Larry Canning: Getting your head around the “Geometrically Oriented Linear Force” golf swing

By Larry Canning

I have to admit I didn’t really take Bryson James Aldrich DeChambeau overly seriously when I first saw him hitting some nuts on the driving range. In fact I’d go so far to say I put him down as a bit of a gimmick.

It was the Wednesday of the last Australian Masters in 2015. The reigning US Amateur Champion was invited to play at the beautiful Huntingdale Golf Course to compete against the Pro’s. I was watching (my then boyfriend) Adam Scott smoothing them down the middle of the praccy fairway when I noticed, actually more like “heard” a caddy walk behind me. The clubs were rattling that loudly I thought I’d turn around and see the 11.20 from Flinders Street racing past after derailing at Cheltenham.

“What the …?” I said to myself… and anyone standing within 10 feet. When he banged the bag down next to Adam, I noticed all the irons heads were resting against each other, suggesting it was either a bag full of demo 6-irons or DeChambeau’s “same length” set I had heard about.

Sure enough, up rocks the young American Champ with the old fashioned cap, grabs his 37½  inch sand-wedge with a grip on it that resembled a loaf of Vienna bread, drags what appeared to be a normal sized range ball across and took his stance. It was quickly obvious Bryson’s strange looking clubs weren’t the only elements of his game that made him different. When he set to his ball he looked like the poor bloke had been born without elbows.

My first thought was… “why”? Isn’t the game hard enough with a regular club and a normal stance? When he drew the club back with a total void of any wrist cock everyone watching immediately looked up to the sky to see what he was pointing to. “Maybe his space ship”, I thought.

The whole package looked like he’d prevented himself from experiencing anything resembling an instinctive natural movement because he was in some bizarre Golf Religious Sect which required him to perform self-flagellation. I half expected his caddy to pull a thorn covered vine out of the bag, tie him to the 50 metre sign and begin whipping him while shouting “I told you what I’d do if you bend your wrist again!… 16!.. 17!…”

Anyway, I’m just glad no-one ever listens to me. Here we are just over three years and 5 wins from his last 12 starts later DeChambeau is arguably the best player on the planet at the moment! 

“The Golfing Machine” … could well be the most complicated piece of literacy I’ve attempted to read since my first IKEA instructions sheet.
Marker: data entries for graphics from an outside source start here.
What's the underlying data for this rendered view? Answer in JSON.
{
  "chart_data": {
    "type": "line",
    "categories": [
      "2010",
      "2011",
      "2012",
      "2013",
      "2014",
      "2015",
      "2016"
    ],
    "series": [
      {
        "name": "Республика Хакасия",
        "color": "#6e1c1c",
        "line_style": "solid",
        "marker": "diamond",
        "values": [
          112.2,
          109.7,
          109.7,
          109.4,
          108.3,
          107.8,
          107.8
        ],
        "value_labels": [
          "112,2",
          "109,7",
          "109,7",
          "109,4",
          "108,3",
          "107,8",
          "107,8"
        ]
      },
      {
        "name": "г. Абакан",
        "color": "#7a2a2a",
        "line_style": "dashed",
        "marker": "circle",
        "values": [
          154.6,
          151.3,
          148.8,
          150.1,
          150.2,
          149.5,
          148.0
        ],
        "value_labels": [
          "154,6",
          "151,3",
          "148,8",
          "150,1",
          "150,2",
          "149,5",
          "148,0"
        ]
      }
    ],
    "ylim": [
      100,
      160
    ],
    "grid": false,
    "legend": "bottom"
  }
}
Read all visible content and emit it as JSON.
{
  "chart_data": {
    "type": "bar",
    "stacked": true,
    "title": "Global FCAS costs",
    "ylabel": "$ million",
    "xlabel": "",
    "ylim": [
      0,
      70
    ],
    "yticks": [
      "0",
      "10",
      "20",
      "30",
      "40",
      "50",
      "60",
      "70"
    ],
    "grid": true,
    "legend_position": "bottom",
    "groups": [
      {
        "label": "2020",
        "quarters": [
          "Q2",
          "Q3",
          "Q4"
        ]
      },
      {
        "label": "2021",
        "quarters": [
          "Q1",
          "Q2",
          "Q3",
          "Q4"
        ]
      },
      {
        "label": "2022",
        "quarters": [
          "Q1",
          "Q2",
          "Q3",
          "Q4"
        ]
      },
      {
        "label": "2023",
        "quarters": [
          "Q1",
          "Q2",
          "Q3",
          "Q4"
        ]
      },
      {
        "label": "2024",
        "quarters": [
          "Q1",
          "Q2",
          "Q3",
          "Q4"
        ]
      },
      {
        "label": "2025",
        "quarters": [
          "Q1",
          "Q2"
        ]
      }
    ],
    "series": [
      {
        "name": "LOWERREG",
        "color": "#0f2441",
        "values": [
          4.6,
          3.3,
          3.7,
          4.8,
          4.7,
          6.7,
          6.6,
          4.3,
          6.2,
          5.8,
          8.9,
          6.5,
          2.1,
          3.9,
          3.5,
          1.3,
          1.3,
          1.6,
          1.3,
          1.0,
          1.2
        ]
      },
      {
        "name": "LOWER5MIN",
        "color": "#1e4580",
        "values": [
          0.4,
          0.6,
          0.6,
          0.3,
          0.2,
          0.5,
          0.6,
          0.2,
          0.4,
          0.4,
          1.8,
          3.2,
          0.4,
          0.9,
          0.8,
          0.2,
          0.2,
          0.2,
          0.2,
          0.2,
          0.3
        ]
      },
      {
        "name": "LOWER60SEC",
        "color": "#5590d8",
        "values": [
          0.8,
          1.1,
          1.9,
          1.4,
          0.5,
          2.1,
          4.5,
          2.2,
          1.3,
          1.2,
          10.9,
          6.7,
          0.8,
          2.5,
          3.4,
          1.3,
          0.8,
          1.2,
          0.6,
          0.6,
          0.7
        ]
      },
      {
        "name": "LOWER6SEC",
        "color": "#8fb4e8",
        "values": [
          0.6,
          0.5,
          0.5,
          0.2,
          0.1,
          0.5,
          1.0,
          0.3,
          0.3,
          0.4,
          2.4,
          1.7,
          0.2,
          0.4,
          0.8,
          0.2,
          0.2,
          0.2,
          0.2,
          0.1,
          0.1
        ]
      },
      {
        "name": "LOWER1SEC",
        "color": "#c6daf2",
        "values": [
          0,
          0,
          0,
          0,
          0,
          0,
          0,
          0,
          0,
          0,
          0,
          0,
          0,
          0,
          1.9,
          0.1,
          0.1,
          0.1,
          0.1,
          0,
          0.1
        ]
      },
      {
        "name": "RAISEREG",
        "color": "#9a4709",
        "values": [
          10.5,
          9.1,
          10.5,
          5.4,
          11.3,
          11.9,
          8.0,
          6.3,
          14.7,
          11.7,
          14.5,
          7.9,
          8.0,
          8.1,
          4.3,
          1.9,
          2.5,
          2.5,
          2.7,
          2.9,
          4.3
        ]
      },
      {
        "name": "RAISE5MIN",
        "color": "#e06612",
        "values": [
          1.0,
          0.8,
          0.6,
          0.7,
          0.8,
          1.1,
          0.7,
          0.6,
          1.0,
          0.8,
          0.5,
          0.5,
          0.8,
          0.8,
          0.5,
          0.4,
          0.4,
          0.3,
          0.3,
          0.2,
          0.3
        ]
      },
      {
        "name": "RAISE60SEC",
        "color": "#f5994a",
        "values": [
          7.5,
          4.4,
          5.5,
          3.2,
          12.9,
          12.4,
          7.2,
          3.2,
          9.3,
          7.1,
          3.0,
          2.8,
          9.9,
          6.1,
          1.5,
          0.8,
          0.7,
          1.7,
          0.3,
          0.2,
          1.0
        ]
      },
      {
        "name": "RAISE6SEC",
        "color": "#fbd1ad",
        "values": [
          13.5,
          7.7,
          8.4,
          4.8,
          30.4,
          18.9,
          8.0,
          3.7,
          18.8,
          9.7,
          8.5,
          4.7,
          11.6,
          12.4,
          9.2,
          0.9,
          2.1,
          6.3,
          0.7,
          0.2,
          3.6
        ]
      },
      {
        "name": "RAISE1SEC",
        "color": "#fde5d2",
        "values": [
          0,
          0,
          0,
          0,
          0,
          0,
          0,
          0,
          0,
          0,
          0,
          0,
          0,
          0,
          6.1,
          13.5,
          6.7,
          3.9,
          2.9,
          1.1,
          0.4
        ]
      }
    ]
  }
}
And he’s doing it with a golf game completely built and manufactured from a book. Its called “The Golfing Machine” and it could well be the most complicated piece of literacy I’ve attempted to read since my first IKEA instructions sheet.

It was written by a guy called Homer Kelley and he explains his masterpiece thus:  “The Golfing Machine is based on scientific principles covering physics and geometry”. Homer died in 1983 but his book lives on through a bunch of disciples still today.

Kelley’s first follower was Ben Doyle who has also passed away in 2015.

Ben always began his instructional videos with “G.O.L.F – Geometrically Oriented Linear Force”. Whilst it’s a migraine enhancer to read, the book is irrefutably correct to the last .05 of a degree. The videos are pretty “out there” as well but well worth a squiz. He was something of an eccentric with an unusual way to make a point but when he spoke apparently every other coach listened.

About 15 years ago, I had a quick lesson from my old boss Clive Johnston after he’d been to the states and studied “The Golfing Machine”. I’d just finished serving someone in the Pro-Shop when Clive said “Grab a 7 iron and a couple of balls and come outside”. He watched me hit one nut and said – “Push your right hand down onto your left thumb”. I kid you not the next shot was the most perfect strike I’d ever experienced.

Watching Bryson DeChambeau that day, I had no idea he was a follower of this golfing bible and even less idea “The Golfing Machine” could be the basis for such an extreme interpretation. Clive told me he had learned to not explain the physics and geometry, just to give you the cure. Or was he just aware of my brain capacity?      

Is it the new way to learn how to play? Will juniors be hopping out their Mum’s car with a duckbill caps and no elbows? Will I ever learn how to read properly?

I guess we will see the impact of DeChambeau’s way of playing will have on teaching the game in the not too distant future. Cobra have already sold 40,000 sets of same length irons and it would appear Bryson is only just beginning his strange career.

I’m not suggesting I’m a convert but I have stopped internally giggling when I see the young American take his stance. And I guess I’ll just have to get used to a set of golf clubs making the same sound in motion as a plumber’s ute driving over a speed bump.